12. ZUSPIELUNG (Körtner): Die EKD hat mit ihrer Bootspolitik für eine bestimmte
Linie eine Schneise geschlagen. Und das Dilemma, das dabei entsteht, dass
man, auch wenn man es direkt keinesfalls will, dass man mittelbar wieder das
Geschäft von Schleppern fördert. Damit ist man also stark in einem politischen
Bereich. 0.14
13. ZUSPIELUNG (Bedford-Strohm): Die Alternative, wenn man nicht rettet, ist, dass
Menschen ertrinken. Es kann nicht sein, dass man einen Ansatz verfolgt, nach
dem die Rettung von Menschenleben verhindert wird aus Abschreckungsgründen.
0.16
Heinrich Bedford-Strohm hält an dem EKD-Projekt „United4Rescue“ fest. Auch gegen
Widerstände. Ein Bündnis aus verschiedenen Gruppen mit der Evangelischen Kirche an
der Spitze erwirbt ein ehemaliges Forschungsschiff.
ATMO (Kiel)
Der bayerische Landesbischof reist zur Schiffstaufe nach Kiel. Im Juli 2020 sticht die
„Seawatch 4“ in See und rettet gleich beim ersten Einsatz 200 Menschen aus Seenot.
MUSIK (Ludovico Einaudi: The tower, Archivnummer: C1489860009)
Was bleibt? Vielleicht dieser eine Satz: „Man kann diese Menschen nicht ertrinken
lassen.“ Dieses eine Projekt: „United4Rescue“. Das leidenschaftliche Engagement sagt
viel darüber aus, wie Heinrich Bedford-Strohm Kirche und Theologie versteht. Eine
Theologie, die niemals Selbstzweck sein darf.
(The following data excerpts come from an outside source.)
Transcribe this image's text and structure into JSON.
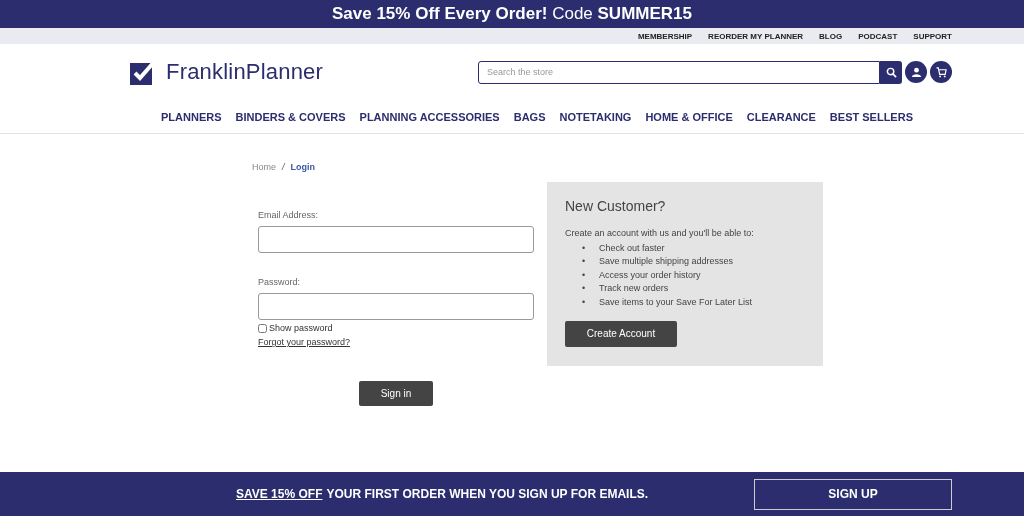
{
  "promo_bar": {
    "text": "**Save 15% Off Every Order!** Code **SUMMER15**"
  },
  "utility_links": [
    "MEMBERSHIP",
    "REORDER MY PLANNER",
    "BLOG",
    "PODCAST",
    "SUPPORT"
  ],
  "header": {
    "logo": "FranklinPlanner",
    "search": {
      "placeholder": "Search the store"
    }
  },
  "nav": [
    "PLANNERS",
    "BINDERS & COVERS",
    "PLANNING ACCESSORIES",
    "BAGS",
    "NOTETAKING",
    "HOME & OFFICE",
    "CLEARANCE",
    "BEST SELLERS"
  ],
  "breadcrumb": {
    "items": [
      "Home",
      "Login"
    ],
    "separator": "/"
  },
  "login_form": {
    "email_label": "Email Address:",
    "password_label": "Password:",
    "show_password": {
      "label": "Show password",
      "checked": false
    },
    "forgot_link": "Forgot your password?",
    "submit": "Sign in"
  },
  "new_customer": {
    "title": "New Customer?",
    "intro": "Create an account with us and you'll be able to:",
    "bullet": "•",
    "benefits": [
      "Check out faster",
      "Save multiple shipping addresses",
      "Access your order history",
      "Track new orders",
      "Save items to your Save For Later List"
    ],
    "button": "Create Account"
  },
  "signup_bar": {
    "link": "SAVE 15% OFF",
    "text": "YOUR FIRST ORDER WHEN YOU SIGN UP FOR EMAILS.",
    "button": "SIGN UP"
  }
}
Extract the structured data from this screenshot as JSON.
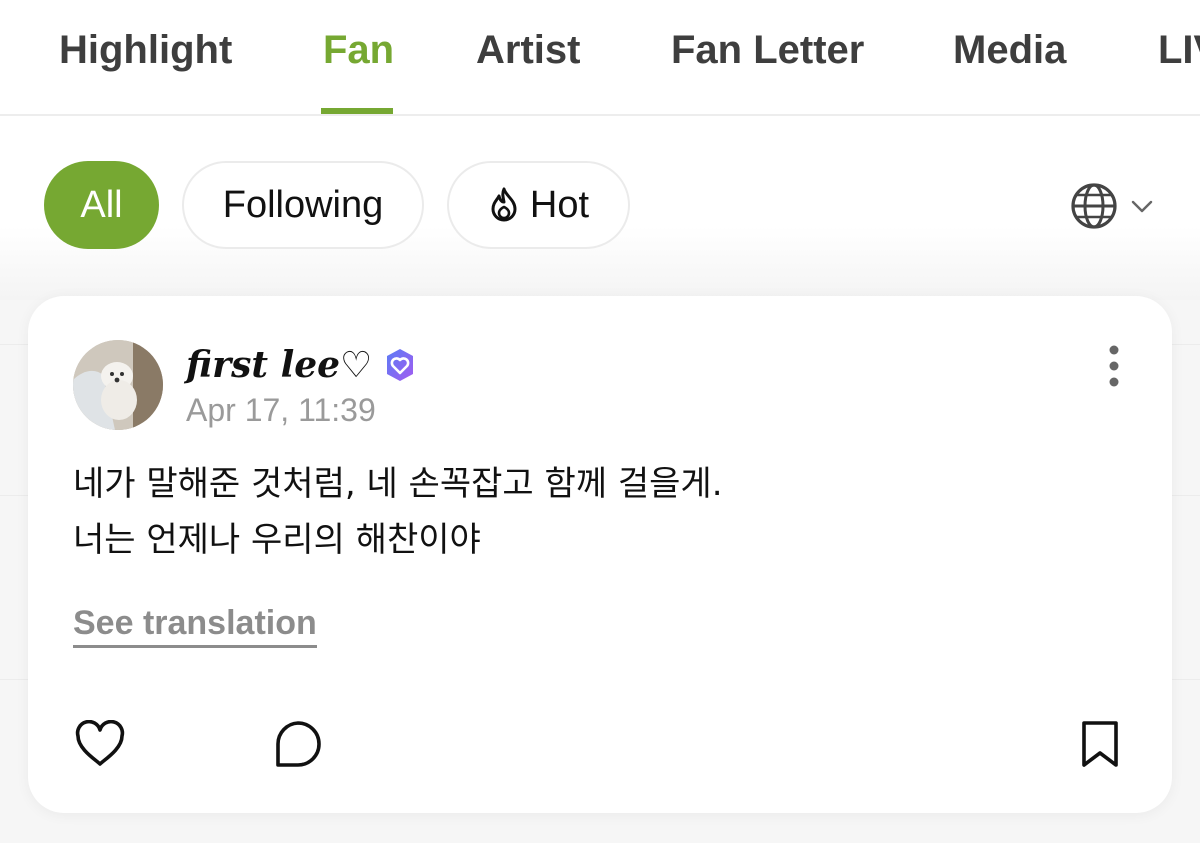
{
  "tabs": [
    {
      "label": "Highlight",
      "active": false
    },
    {
      "label": "Fan",
      "active": true
    },
    {
      "label": "Artist",
      "active": false
    },
    {
      "label": "Fan Letter",
      "active": false
    },
    {
      "label": "Media",
      "active": false
    },
    {
      "label": "LIV",
      "active": false
    }
  ],
  "filters": {
    "all_label": "All",
    "following_label": "Following",
    "hot_label": "Hot",
    "hot_icon": "flame-icon",
    "language_icon": "globe-icon"
  },
  "post": {
    "username": "first lee♡",
    "verified_icon": "verified-badge-icon",
    "timestamp": "Apr 17, 11:39",
    "body_lines": [
      "네가 말해준 것처럼, 네 손꼭잡고 함께 걸을게.",
      "너는 언제나 우리의 해찬이야"
    ],
    "see_translation": "See translation",
    "actions": [
      "heart-icon",
      "comment-icon",
      "bookmark-icon"
    ]
  },
  "colors": {
    "accent": "#76a832",
    "muted": "#9a9a9a",
    "badge_gradient": [
      "#5b7cf5",
      "#a25cf0"
    ]
  }
}
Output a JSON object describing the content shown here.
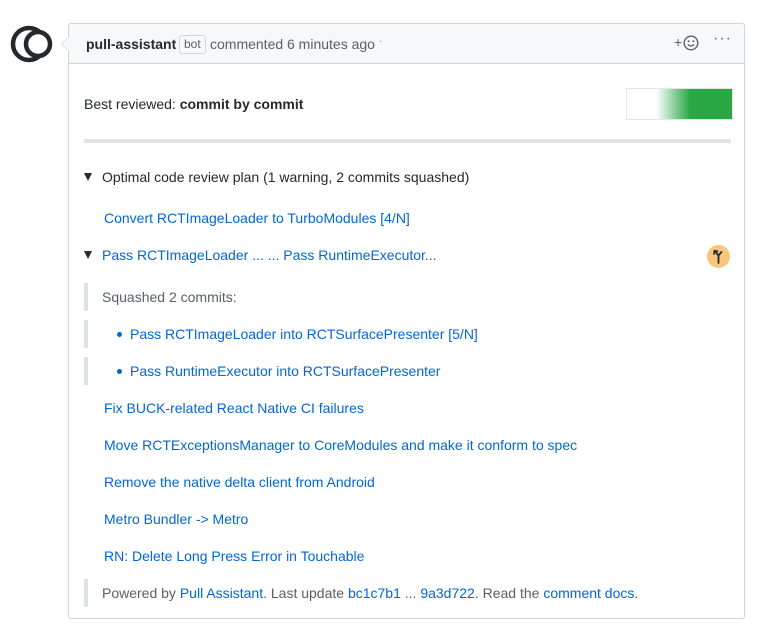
{
  "comment": {
    "author": "pull-assistant",
    "badge": "bot",
    "action": "commented",
    "time": "6 minutes ago",
    "dot": "·",
    "reaction_label": "+",
    "menu_label": "···"
  },
  "review": {
    "best_label": "Best reviewed:",
    "best_value": "commit by commit",
    "progress_fraction": 0.72,
    "progress_color": "#28a745"
  },
  "plan": {
    "title": "Optimal code review plan (1 warning, 2 commits squashed)",
    "commits": [
      "Convert RCTImageLoader to TurboModules [4/N]",
      "Pass RCTImageLoader ... ... Pass RuntimeExecutor...",
      "Fix BUCK-related React Native CI failures",
      "Move RCTExceptionsManager to CoreModules and make it conform to spec",
      "Remove the native delta client from Android",
      "Metro Bundler -> Metro",
      "RN: Delete Long Press Error in Touchable"
    ],
    "squashed_label": "Squashed 2 commits:",
    "squashed": [
      "Pass RCTImageLoader into RCTSurfacePresenter [5/N]",
      "Pass RuntimeExecutor into RCTSurfacePresenter"
    ],
    "warning_icon_color": "#f9c77c"
  },
  "footer": {
    "powered_by": "Powered by",
    "tool": "Pull Assistant",
    "last_update": ". Last update",
    "from_sha": "bc1c7b1",
    "ellipsis": "...",
    "to_sha": "9a3d722",
    "read_the": ". Read the",
    "docs_link": "comment docs",
    "end": "."
  }
}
Eine Kirche, die sich in keine Nische
zurückziehen darf.
MUSIK (hoch)
5Das scheint ihm in die Wiege gelegt. Heinrich Bedford-Strohm ist in Coburg
aufgewachsen. Als viertes von fünf Kindern. Vater Albert Strohm war dort Pfarrer.
Der Weg ins Pfarramt scheint vorgezeichnet. Auch wenn Bedford-Strohm betont: „Es war
keineswegs klar, dass ich Theologie studiere.“ Er studiert Theologie, wird Pfarrer.
Wechselt dann in die Wissenschaft. Promoviert beim Heidelberger Theologen Wolfgang
Huber, später einer seiner Vorgänger als Ratsvorsitzender der EKD.
2004 folgt Bedford-Strohm einem Ruf an die Universität Bamberg. Sein Spezialgebiet,
seine Leidenschaft: die „Öffentliche Theologie“. Kirche und Welt sind untrennbar
miteinander verbunden. Und deshalb hat die Kirche der Welt auch was zu sagen,
allerdings nur, wenn sie es versteht, in zwei Sprachen zu sprechen.
14. ZUSPIELUNG (Bedford-Strohm): Wir müssen klar biblisch reden. Wir müssen
klare theologische Position beziehen und nicht einfach uns anpassen an die
säkulare Welt. Aber wir müssen gleichzeitig eine zweite Sprache sprechen,
nämlich eine Sprache, die uns ermöglicht, in den Diskursen, die nicht geprägt sind
von biblischen Grundlagen, diese Gesichtspunkte einzubringen. Wir müssen gut
sein in beiden Sprachen. 0.20
In seinem nächsten Amt kann Heinrich Bedford-Strohm genau diesen Anspruch in die
Tat umsetzen. 2011 wird der damals 51-Jährige als Nachfolger von Johannes Friedrich
zum evangelischen Landesbischof von Bayern gewählt.
MUSIK (Ludovico Einaudi; Life, Archivnummer: C1547520103)
Aus dem Professor für öffentliche Theologie wird ein öffentlicher Theologe, einer, der
schon ganz selbstverständlich auf Facebook aktiv ist. Das steht in jedem Porträt über
den frisch gewählten bayerischen Landesbischof. Außerdem ein gern gesehener Gast in
Talkshows, weil er eben nicht redet wie ein Kirchenmann.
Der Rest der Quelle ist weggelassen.